Don’t let the name fool you — Delphi for PHP is not an attempt to merge native applications with the PHP language (I think that would be a bad idea). The name comes from the fact that it uses a Delphi-like IDE to provide an environment for developing Web applications in PHP (don’t worry, no Pascal is involved). Version 1 was released at the beginning of 2007, and Version 2 was released a few weeks ago.

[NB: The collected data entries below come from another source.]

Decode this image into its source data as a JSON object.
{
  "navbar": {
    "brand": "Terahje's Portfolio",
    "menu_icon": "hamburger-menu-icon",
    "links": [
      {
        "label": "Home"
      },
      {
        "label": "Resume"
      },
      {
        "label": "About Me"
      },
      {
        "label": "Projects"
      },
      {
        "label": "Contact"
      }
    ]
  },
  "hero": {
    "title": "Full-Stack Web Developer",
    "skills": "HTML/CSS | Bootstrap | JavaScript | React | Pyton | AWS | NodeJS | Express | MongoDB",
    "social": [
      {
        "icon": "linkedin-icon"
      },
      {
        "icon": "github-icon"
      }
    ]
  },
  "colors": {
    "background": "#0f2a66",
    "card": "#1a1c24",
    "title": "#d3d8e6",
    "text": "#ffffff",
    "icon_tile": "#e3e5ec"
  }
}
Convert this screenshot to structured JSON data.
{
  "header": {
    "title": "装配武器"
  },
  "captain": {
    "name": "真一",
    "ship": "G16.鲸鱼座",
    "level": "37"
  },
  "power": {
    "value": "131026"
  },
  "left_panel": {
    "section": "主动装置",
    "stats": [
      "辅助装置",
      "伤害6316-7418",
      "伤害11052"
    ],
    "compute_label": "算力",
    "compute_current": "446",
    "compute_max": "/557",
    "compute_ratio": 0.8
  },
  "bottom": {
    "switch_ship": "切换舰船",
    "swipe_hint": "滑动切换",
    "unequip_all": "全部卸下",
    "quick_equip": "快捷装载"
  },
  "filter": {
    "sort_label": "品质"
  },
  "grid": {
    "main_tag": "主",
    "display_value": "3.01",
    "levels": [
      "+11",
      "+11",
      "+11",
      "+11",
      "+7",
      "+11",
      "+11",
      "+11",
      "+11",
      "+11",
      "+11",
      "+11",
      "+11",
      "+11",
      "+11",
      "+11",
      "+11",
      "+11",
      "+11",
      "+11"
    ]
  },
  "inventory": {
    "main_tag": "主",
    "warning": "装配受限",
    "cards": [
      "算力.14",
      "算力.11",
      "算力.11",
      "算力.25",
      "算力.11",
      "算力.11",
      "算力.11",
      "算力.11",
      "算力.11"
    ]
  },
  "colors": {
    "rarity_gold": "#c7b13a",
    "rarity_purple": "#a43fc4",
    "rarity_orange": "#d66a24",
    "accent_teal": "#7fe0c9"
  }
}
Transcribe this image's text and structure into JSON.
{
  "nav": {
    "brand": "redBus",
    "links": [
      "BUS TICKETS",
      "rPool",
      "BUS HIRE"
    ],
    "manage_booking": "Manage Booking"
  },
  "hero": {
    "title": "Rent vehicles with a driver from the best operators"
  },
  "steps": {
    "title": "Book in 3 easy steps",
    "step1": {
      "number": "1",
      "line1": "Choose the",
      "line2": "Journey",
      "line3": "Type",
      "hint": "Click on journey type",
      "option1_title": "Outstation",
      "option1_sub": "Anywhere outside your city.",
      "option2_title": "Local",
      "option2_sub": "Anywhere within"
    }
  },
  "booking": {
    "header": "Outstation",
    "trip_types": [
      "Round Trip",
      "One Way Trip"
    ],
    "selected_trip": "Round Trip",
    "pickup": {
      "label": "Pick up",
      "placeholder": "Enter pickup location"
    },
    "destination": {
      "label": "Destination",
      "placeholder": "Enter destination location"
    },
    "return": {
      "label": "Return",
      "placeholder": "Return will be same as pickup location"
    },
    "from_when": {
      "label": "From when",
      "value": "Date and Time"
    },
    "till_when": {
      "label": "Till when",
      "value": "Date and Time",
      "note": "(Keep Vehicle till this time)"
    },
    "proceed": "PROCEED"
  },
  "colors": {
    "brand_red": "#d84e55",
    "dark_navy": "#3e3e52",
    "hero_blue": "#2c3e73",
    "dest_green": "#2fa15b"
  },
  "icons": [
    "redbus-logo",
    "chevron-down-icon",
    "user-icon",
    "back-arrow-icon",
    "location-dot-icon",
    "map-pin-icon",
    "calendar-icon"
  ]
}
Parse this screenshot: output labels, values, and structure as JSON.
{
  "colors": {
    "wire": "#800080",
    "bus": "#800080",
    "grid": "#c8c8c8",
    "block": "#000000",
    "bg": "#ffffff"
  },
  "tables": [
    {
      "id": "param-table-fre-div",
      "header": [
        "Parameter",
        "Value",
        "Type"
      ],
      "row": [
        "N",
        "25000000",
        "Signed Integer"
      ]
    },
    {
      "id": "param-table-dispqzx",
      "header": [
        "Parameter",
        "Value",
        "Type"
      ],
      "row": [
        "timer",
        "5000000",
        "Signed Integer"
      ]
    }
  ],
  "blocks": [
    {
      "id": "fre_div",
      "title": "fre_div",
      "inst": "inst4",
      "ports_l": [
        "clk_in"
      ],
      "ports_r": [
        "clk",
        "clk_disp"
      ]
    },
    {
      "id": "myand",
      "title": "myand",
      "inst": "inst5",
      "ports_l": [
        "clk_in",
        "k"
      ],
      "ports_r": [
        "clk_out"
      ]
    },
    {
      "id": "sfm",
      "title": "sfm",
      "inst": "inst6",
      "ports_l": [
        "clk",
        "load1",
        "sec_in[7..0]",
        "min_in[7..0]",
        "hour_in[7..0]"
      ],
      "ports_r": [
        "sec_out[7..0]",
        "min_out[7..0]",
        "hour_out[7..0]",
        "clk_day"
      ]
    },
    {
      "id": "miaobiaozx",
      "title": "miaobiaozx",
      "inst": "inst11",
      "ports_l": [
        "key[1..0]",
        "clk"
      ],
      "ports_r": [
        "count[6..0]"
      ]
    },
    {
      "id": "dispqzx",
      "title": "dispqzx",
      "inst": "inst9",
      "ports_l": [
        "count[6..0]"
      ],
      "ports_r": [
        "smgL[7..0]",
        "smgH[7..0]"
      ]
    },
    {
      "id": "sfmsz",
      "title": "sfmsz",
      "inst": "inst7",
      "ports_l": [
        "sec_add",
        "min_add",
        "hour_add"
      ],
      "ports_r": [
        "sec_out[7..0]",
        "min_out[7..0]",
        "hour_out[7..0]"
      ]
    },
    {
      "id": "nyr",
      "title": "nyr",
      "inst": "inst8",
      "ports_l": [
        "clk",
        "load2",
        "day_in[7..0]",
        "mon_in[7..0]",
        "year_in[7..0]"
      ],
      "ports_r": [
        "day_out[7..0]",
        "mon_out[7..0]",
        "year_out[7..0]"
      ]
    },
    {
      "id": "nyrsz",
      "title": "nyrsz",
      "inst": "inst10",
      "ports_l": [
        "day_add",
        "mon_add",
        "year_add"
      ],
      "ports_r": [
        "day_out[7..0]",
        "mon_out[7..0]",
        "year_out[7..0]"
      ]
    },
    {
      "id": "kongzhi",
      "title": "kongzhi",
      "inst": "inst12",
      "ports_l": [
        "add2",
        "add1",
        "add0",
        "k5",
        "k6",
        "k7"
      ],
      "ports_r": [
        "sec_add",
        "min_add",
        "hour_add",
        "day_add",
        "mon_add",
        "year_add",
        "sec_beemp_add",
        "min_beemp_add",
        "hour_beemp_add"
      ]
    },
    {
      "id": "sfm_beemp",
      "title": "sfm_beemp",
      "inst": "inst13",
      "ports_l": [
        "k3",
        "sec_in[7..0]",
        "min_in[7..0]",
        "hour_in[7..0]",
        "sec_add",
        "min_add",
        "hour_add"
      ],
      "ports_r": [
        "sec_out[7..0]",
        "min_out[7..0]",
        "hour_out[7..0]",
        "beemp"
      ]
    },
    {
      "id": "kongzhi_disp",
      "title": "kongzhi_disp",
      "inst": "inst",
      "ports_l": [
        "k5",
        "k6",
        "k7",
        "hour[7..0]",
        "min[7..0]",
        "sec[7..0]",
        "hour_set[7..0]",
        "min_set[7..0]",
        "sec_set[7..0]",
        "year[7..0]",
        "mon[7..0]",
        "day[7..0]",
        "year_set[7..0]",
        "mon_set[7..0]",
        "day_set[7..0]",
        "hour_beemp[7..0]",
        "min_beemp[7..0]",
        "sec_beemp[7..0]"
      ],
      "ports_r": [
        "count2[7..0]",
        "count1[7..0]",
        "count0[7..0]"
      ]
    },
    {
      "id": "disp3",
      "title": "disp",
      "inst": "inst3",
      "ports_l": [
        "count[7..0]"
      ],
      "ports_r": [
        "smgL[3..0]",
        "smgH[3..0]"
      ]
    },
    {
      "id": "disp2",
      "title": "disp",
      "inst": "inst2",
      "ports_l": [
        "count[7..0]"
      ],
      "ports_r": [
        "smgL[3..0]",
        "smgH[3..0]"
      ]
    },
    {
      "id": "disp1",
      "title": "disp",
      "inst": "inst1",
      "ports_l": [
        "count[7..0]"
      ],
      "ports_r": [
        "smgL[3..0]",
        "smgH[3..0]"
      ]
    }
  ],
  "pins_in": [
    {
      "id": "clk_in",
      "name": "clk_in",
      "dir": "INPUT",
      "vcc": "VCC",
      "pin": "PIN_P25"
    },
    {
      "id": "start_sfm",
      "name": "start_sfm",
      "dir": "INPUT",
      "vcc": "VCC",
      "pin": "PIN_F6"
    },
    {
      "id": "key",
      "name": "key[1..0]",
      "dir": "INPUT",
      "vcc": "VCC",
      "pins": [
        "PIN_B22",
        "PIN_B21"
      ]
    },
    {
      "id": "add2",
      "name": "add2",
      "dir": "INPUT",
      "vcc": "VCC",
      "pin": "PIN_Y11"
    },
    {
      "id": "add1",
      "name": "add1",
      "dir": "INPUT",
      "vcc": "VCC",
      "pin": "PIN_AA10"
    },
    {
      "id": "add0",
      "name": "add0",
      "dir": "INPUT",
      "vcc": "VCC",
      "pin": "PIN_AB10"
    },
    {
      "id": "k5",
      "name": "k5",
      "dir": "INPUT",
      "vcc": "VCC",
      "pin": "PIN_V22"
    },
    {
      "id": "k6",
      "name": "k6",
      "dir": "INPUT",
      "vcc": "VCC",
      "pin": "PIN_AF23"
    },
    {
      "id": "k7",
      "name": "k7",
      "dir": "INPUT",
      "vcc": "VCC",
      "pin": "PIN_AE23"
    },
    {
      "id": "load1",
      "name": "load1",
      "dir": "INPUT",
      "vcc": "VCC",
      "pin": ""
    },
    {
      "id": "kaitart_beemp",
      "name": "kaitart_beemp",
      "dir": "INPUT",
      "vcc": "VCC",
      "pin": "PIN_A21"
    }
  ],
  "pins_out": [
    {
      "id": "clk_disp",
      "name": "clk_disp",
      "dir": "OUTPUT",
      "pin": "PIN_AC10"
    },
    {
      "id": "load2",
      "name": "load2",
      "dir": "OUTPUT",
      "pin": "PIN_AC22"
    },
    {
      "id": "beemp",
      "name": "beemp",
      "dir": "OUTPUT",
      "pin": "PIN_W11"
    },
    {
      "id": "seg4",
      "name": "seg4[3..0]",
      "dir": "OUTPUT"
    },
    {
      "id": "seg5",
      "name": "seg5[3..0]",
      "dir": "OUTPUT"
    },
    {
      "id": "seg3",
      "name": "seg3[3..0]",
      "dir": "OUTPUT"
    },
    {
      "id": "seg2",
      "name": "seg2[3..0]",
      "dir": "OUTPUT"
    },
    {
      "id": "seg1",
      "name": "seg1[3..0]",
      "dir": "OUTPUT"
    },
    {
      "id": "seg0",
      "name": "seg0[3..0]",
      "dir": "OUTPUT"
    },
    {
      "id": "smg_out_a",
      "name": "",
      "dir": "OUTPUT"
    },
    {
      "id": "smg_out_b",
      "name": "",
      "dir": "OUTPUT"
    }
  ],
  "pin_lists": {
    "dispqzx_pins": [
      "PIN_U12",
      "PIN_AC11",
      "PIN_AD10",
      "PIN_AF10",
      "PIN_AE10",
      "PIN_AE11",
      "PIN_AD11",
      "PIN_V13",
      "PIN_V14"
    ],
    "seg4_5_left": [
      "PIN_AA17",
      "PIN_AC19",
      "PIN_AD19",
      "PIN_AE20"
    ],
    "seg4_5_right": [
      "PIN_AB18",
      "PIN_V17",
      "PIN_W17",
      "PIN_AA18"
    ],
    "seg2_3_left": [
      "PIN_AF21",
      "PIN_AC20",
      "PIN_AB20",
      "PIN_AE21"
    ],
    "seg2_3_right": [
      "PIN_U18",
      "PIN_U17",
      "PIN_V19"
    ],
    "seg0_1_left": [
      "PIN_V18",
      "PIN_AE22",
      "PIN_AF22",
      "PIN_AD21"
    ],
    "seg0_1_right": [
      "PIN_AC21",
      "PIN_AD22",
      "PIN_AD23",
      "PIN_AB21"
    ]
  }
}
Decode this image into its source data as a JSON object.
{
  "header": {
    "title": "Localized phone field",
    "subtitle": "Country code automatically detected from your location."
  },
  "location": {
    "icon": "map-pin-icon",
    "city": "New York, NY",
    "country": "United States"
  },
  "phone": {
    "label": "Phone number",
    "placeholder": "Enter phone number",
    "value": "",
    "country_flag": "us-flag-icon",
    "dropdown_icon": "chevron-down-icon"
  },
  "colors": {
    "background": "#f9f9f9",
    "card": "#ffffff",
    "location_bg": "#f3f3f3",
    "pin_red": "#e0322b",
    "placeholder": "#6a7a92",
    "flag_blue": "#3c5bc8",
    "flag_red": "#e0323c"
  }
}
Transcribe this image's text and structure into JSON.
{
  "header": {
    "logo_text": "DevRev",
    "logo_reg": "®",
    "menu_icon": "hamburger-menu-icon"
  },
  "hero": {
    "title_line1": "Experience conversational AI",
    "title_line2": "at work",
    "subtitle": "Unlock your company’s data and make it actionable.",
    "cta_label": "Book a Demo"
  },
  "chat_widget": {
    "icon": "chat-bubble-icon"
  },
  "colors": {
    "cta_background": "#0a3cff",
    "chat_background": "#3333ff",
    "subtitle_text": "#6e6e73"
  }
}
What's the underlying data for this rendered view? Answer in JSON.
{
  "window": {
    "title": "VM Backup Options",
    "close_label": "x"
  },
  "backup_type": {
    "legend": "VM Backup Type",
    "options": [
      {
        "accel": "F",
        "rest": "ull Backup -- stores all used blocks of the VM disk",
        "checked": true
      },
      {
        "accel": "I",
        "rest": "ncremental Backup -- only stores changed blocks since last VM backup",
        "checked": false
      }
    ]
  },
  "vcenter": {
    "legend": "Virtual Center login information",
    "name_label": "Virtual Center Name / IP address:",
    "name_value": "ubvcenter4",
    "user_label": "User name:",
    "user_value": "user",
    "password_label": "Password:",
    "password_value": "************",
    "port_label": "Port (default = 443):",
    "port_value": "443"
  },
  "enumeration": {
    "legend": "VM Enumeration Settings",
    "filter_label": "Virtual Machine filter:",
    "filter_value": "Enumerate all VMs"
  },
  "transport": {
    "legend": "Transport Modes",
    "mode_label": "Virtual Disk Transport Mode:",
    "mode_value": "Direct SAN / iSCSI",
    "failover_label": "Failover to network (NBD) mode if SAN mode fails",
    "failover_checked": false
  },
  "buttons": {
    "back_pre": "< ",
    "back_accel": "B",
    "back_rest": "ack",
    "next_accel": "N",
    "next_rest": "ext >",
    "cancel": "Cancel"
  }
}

The tool works in the “spirit” of PHP, but it provides a full implementation of the CodeGear VCL in PHP with deep integration to a variety of common open source packages. The beauty of this approach is that PHP developers now get a full-blown framework on par with the .NET Framework or the J2EE library but in a fully integrated and cohesive manner. The goal is to enable PHP development at the same level of tool support and integration with the libraries as ASP.NET, which is not a short order. For example, Delphi for PHP offers a profiler and a proper debugger — two things that are invaluable for any programmer. Like 3rdRail, the code produced deploys directly to any PHP-enabled Web server with no special runtimes or libraries needing to be installed. Also like 3rdRail, Delphi for PHP is designed to work with all major enterprise databases and not just MySQL (which PHP usually favors).

I am actually excited by Delphi for PHP; this probably surprises longtime readers of this blog. I don’t hate PHP — I just think that, by and large, it lacks the things what Delphi for PHP provides, such as tools and equal footing for Microsoft SQL Server and Oracle. I see Delphi for PHP being a lever for developers who are using Java or .NET “by default” to get PHP into their environments.

Coming soon: Product reviews

I was so excited by my discussion with Michael that he asked if I would like evaluation copies of any of CodeGear’s products to put through the paces. As you can imagine, I asked to look at 3rdRail and Delphi for PHP. I am really looking forward to trying 3rdRail and Delphi for PHP, and you can be sure that I will be write “Introduction to…” style reviews (and possibly something much more substantial) about both products. I also plan to take a look at the company’s next generation of Delphi and C++ Builder when the products are available.

CodeGear is proving that the Borland legacy is not dead, and it is swinging for the fences.


Disclosure of Justin’s industry affiliations: Justin James has a working arrangement with Microsoft to write an article for MSDN Magazine. He also has a contract with Spiceworks to write product buying guides.